It’s not a hard task, but logging our bot in to the game demonstrates running actions and maintaining state between them.
Creating and configuring a new account on a typical server can be fairly complicated and specific, yet only needs to be done once and often involves specific choices the player would like to make which would be more complicated than it’s worth to automate.
Therefore, we’ll look at the process as three steps:
- Establishing a connection to the server
- Responding to the server’s query for a username
- Responding to the server’s query for a password
- Responding to the server’s query about a requested action with the command to enter the game
- Cleaning up the bot’s state so that other players can’t exploit the triggers/reflexes to do something like send the password again.
To do that, as a minimum we need to include the following minimal information as part of the bot’s configuration data:
- the address and port number of the server
- the username of the bot on the server
- the password of the bot on the server
- the text messages that the server sends to ask for:
- the bot’s username
- the bot’s password
- the immediate followup action once logged in
Ideally, we will also include the possible responses for both success and failure to each thing sent to the server. An alternative would be to time out if the expected success message is not received.
The first part is a simple action for the bot: make a connection attempt. The others are preconfigured responses to expected events.
For CMUD and the mud tdome.nukefire.org, this will suffice (as of Jul 2024), substituting the name and password for {BOTNAME} and {BOTPASSWORD}:
#TRIGGER {^What’s your name, Freejack?} {BOTNAME} “” “logintrigs” “prompt”
#TRIGGER {^Password:} {BOTPASSWORD} “logintrigs” “prompt”
#TRIGGER {Make your choice:} {1;#T- loginclass} “logintrigs” “prompt”
#TRIGGER {^Reconnecting.} {#T- loginclass}
#ALIAS {login} {#T+ loginclass;#connect}
The actual connection attempt is triggered externally by the user when the bot is started up after configuration.
login
For non-cmud users: the two strings at the end of the TRIGGER command specify a class and can also specify that the trigger is to fire on a prompt line (without carriage return line feed, such as is common when the server asks a question and expects to wait for a response). These triggers are easy to adapt for use in other common clients such as Tintin derivatives and Mudlet.

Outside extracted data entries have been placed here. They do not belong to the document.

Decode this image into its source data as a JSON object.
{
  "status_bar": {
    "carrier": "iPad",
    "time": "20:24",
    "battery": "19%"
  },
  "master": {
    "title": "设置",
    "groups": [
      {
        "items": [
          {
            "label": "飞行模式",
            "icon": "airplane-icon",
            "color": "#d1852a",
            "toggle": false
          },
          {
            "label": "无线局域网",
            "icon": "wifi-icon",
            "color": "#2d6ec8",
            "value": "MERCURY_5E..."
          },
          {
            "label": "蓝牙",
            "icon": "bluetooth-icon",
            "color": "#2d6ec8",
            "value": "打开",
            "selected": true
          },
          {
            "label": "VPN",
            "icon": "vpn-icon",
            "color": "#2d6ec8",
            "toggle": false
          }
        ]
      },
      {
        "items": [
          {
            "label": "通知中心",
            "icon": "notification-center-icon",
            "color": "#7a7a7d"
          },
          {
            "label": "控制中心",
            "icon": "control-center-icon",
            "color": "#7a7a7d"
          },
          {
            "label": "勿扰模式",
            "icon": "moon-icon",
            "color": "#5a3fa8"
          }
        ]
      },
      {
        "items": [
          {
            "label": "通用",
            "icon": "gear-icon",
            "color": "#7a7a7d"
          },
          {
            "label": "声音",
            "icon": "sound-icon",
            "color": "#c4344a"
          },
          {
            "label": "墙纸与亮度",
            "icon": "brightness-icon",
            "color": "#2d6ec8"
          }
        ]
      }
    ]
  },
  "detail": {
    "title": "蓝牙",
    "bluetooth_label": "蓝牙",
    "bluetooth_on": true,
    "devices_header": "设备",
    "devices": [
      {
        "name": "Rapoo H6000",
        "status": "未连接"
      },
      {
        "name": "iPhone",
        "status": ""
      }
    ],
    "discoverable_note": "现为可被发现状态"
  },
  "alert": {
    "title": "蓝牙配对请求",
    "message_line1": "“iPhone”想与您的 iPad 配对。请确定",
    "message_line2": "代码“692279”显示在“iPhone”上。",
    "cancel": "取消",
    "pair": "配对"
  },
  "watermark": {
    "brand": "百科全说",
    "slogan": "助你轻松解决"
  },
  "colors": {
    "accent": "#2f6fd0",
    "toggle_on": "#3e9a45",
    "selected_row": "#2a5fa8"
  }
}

The possible failure conditions and appropriate responses are:
- Connection to server fails – no further action. State will be reset next time we attempt a connection.
- Username already exists – most likely a misconfiguration of the bot.
- Password incorrect – most likely a misconfiguration of the bot.
- Session reconnection (already live, we just took over the old connection) – not necessarily an error as the end result is what was expected: a live connection to that character.
From a security perspective, this is also reasonably safe. In mid-game, the class is turned off so the triggers won’t fire. Only when the user specifically tells the client to log in (through an alias, not a trigger) do the triggers become active. They deactivate upon completion.
Later trigger setups in this series will demonstrate how to also deactivate sets of triggers based on a timer to handle cases in which they were incorrectly turned on or in which something interrupted their proper completion.